The properties are being acquired at a blended 4.7 per cent cap rate, including both the MHC portfolio acquisition and CAPREIT’s Q2 pipeline of new construction apartment acquisitions.
After the acquisitions and the offering, CAPREIT expects to have approximately $400 million of capacity on its acquisition and operating facility – money which the trust is planning to deploy, Kenney said in a release.
“CAPREIT has a strong pipeline of potential Canadian acquisitions, some of which are newly constructed, high-quality apartment properties that are in the advanced stages of negotiation and are expected to close in Q2,” he explained.
“Additionally, CAPREIT is evaluating several other attractive acquisition opportunities in Canada, and continues to see strong acquisition opportunities through the year.”
CAPREIT’s investment strategies
While much of the focus in recent weeks has been on the manufactured homes segment, CAPREIT is still mainly an owner of apartment buildings. Kenny told RENX its hyper-focus on Canada’s three largest cities has been a key factor in CAPREIT’s growth.
“Real estate is going through a period of transition,” he explained. “(In) almost every form of real estate, the question of obsolescence is coming forward, especially retail and commercial.
“That doesn’t play out in multi-family. Where we were once seen as the asset class that nobody paid much attention to, everybody seems to have a multi-family as part of their business plan moving forward, especially in the REIT environment in Canada.”
There is no doubt urbanization, technology and other factors are forcing change to the commercial property landscape, but overall investment remains strong. In fact, 2018 — once the tally has been finalized — appears set to surpass the 2017 record of $36.2 billion in overall commercial property investment in Canada, according to Avison Young.
Kenney, who joined CAPREIT as vice-president of operations 21 years ago after the company started trading publicly, said Toronto, Montreal and Vancouver benefit from a global trend.
“There is urbanization happening around the world,” he said. “Those three Canadian cities are where our immigration primarily flows to. Those three cities are where we see natural population growth (and) delayed household formation.
“People are just getting married later and divorced more often, which puts the demand on housing — and they’re all land- and water-locked cities.”
Moreover, complex regulations in Canada’s big cities make it hard to construct new purpose-built rental buildings quickly, he said. Rental apartments often arrive in drips and drabs.
CAPREIT’s 2018 results
CAPREIT is one of Canada’s largest residential landlords with about 53,000 residential units across the country.

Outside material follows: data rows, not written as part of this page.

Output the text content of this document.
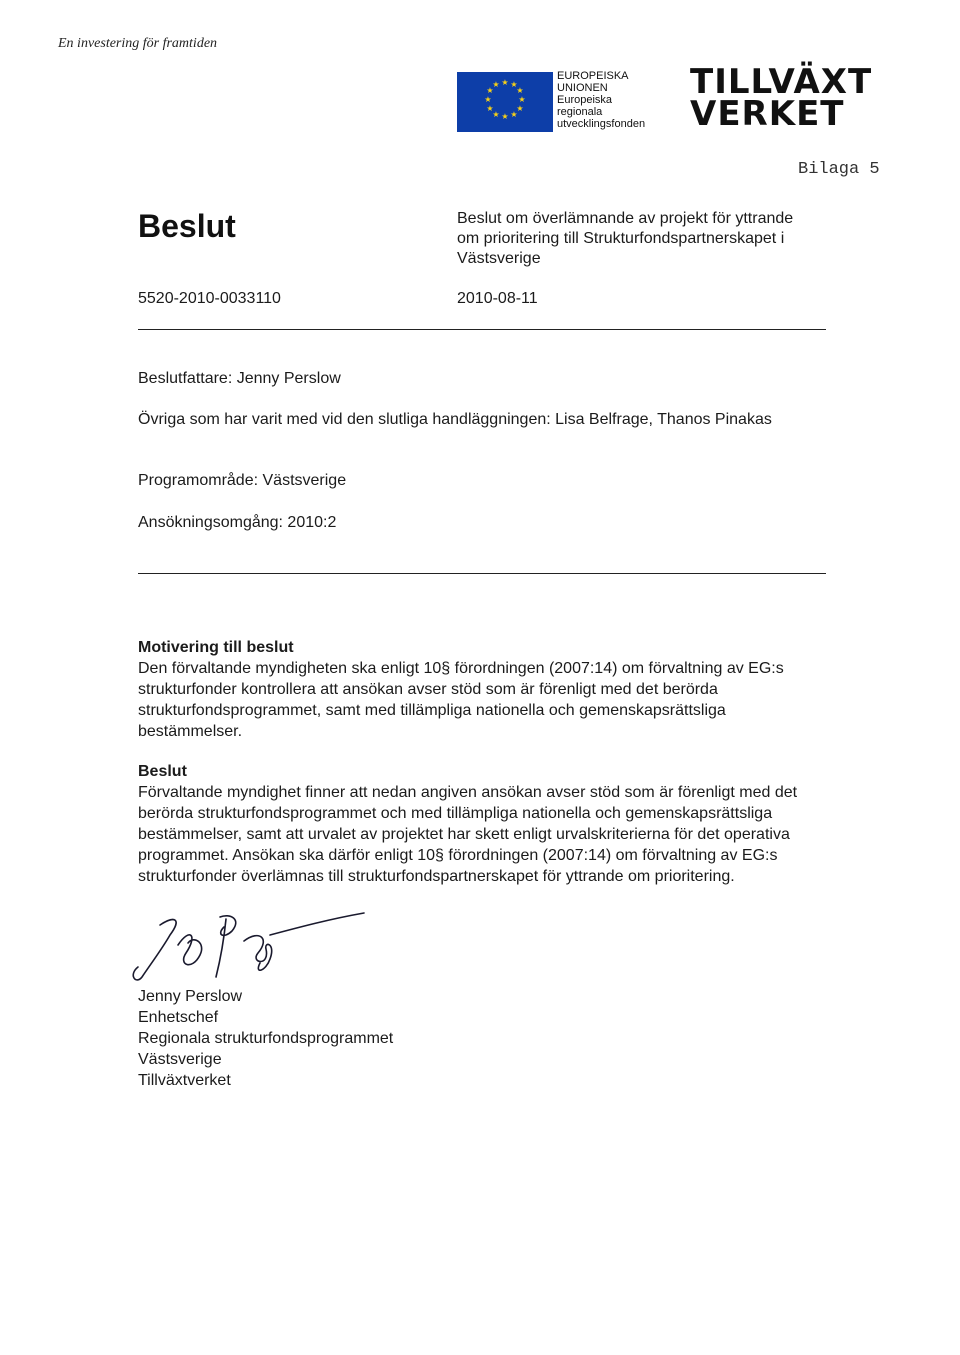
En investering för framtiden
★ ★
★
★
★
★
★
★
★
★
★
★
EUROPEISKA
UNIONEN
Europeiska
regionala
utvecklingsfonden
TILLVÄXT
VERKET
Bilaga 5
Beslut	Beslut om överlämnande av projekt för yttrande om prioritering till Strukturfondspartnerskapet i Västsverige
5520-2010-0033110	2010-08-11
Beslutfattare: Jenny Perslow
Övriga som har varit med vid den slutliga handläggningen: Lisa Belfrage, Thanos Pinakas
Programområde: Västsverige
Ansökningsomgång: 2010:2
Motivering till beslut
Den förvaltande myndigheten ska enligt 10§ förordningen (2007:14) om förvaltning av EG:s strukturfonder kontrollera att ansökan avser stöd som är förenligt med det berörda strukturfondsprogrammet, samt med tillämpliga nationella och gemenskapsrättsliga bestämmelser.
Beslut
Förvaltande myndighet finner att nedan angiven ansökan avser stöd som är förenligt med det berörda strukturfondsprogrammet och med tillämpliga nationella och gemenskapsrättsliga bestämmelser, samt att urvalet av projektet har skett enligt urvalskriterierna för det operativa programmet. Ansökan ska därför enligt 10§ förordningen (2007:14) om förvaltning av EG:s strukturfonder överlämnas till strukturfondspartnerskapet för yttrande om prioritering.
Jenny Perslow
Enhetschef
Regionala strukturfondsprogrammet
Västsverige
Tillväxtverket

It is also finalizing a major deal to become the majority shareholder and controlling owner of the former European Commercial REIT, which is being rebranded to ERES. The $634-million transaction has created Canada’s first European-focused multiresidential REIT.
In its public reporting, CAPREIT disclosed a record year for performance in 2018. It reported an overall portfolio occupancy of 98.9 per cent and net rental income of $439 million, up about 11 per cent from 2017.
In Kenney’s own two-plus decades with CAPREIT, he said its evolution has included a shift toward quality in its asset mix, tenant base and market selection. “It’s paid off.”
CAPREIT is scheduled to release its first-quarter 2019 results on May 14.
– With files from Don Wilcox
EDITOR’S NOTE: This story was updated to correct inaccurate information about the acquisition portfolio cap rate. The rate is actually a “blended” rate as we have now stated, not a rate exclusive to the most recent acquisitions.